Electrolytes are a big deal, y’all. Switching to a keto diet full of low carb foods often means cutting out your body’s prime sources of electrolytes like fruit & starchy vegetables. Fatigue, irritability, muscle cramping, and confusion can all be signs of an electrolyte imbalance. Take a keto friendly electrolyte supplement (not Potassium*) or drink a homemade electrolyte beverage to remedy this. Do not reach for a sports drink since they are notoriously high in sugar & carbs!
It may not sound appetizing, but this stuff is actually delicious and more importantly, full of electrolytes! Bones are loaded with electrolyte minerals, and when simmered on low heat for hours (12 hours via your crockpot) these bits of super nutrition get excreted into the broth. Here’s a recipe!
Now that you’ve cut your carb intake your body won’t be holding on to sodium as much as before. Insulin levels usually go down on a low carb diet, and you’ll be losing water at a rapid pace during the induction period. This means you’ll be losing sodium (salt) too!
Increase the potassium in your diet by eating foods like salmon, spinach & avocado. Do not take a potassium supplement unless you’ve cleared it with your Dr! *Taking too much potassium can cause irreversible heart conditions!!! I can’t stress this enough! Do not take a potassium supplement before speaking to a physician.

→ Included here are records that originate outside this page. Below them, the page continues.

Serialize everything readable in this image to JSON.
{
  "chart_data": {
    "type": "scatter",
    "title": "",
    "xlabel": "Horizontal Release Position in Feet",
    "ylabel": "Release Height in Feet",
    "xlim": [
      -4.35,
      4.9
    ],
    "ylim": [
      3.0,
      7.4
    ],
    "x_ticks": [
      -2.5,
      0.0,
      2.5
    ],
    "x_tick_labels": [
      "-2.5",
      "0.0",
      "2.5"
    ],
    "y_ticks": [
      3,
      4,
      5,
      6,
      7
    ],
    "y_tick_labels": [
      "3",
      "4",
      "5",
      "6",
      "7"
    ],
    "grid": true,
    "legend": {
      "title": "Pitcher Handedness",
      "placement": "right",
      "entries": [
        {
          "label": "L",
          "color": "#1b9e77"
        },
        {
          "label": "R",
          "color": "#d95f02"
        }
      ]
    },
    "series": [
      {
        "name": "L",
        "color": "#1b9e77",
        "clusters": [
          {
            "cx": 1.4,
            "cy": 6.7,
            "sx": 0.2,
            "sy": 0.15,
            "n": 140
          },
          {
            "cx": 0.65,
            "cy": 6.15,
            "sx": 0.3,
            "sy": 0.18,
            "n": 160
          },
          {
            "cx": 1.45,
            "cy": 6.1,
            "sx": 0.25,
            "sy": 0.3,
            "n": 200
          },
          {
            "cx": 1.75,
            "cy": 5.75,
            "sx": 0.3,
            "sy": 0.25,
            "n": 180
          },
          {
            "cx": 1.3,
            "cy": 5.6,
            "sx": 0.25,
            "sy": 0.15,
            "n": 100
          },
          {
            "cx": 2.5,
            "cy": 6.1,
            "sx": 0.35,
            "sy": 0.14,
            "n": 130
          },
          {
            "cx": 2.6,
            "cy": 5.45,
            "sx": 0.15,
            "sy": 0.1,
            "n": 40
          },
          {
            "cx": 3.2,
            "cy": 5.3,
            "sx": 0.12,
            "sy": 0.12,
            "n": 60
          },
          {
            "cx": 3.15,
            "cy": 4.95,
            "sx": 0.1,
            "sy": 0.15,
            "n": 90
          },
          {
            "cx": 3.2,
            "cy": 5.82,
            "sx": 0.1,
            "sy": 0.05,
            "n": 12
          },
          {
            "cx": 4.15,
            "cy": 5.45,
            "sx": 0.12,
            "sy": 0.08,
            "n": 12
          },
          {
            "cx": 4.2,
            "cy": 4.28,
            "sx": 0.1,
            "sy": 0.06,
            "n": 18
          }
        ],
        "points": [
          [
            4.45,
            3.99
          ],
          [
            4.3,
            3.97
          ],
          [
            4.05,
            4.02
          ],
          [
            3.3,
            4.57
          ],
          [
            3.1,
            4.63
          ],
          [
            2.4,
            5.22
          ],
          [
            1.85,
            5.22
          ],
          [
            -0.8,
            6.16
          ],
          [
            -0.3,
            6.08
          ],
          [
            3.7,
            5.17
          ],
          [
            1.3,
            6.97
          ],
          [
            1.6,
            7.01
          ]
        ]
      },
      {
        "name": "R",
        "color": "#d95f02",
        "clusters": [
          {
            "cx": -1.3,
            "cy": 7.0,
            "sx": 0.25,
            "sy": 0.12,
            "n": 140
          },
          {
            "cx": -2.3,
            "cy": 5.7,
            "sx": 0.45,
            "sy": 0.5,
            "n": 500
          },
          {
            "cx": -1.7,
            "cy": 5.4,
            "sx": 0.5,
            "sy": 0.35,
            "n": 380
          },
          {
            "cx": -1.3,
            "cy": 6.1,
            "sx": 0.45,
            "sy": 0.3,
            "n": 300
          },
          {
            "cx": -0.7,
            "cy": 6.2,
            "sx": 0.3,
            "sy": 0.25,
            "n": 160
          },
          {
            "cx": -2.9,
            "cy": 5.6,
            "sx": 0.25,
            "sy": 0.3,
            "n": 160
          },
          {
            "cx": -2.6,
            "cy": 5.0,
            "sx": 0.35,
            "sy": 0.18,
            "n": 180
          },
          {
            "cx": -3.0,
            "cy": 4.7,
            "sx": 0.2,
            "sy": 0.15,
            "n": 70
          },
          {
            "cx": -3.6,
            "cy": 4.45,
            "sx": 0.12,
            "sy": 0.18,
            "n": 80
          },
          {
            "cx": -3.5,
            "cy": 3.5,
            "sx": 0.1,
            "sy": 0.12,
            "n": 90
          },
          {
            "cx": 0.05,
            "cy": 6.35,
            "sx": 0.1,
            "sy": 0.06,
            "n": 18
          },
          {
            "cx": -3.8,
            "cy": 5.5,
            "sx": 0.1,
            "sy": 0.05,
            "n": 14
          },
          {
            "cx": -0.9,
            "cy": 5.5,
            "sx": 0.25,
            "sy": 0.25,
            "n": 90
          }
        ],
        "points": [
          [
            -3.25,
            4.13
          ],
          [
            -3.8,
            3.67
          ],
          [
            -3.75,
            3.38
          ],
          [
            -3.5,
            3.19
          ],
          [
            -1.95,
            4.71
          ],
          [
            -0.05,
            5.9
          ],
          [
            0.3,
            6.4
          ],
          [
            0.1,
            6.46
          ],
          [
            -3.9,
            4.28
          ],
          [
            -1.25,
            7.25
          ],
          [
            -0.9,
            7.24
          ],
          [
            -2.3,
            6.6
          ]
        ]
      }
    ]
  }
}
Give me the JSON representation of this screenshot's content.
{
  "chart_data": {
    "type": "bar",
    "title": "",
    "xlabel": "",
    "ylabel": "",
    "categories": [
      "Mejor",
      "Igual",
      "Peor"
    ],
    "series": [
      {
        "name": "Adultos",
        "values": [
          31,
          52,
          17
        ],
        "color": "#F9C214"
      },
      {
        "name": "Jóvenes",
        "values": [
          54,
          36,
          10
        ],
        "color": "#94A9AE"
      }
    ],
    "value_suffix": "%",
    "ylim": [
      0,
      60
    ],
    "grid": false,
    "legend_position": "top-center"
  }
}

Eat more healthy fats to help your body transition. Since you are using fat for energy instead of carbs, you likely need more fuel if you are feeling tired & worn out!
I know this is the last thing you want to do when you don’t feel well, but if you can get a little physical activity in it will make you feel better! It will also increase your metabolic flexibility which is your body’s ability to switch between using carbs & fat as an energy source!
And there you have it! If you’re experiencing keto flu symptoms, these tips should help you get back to normal asap!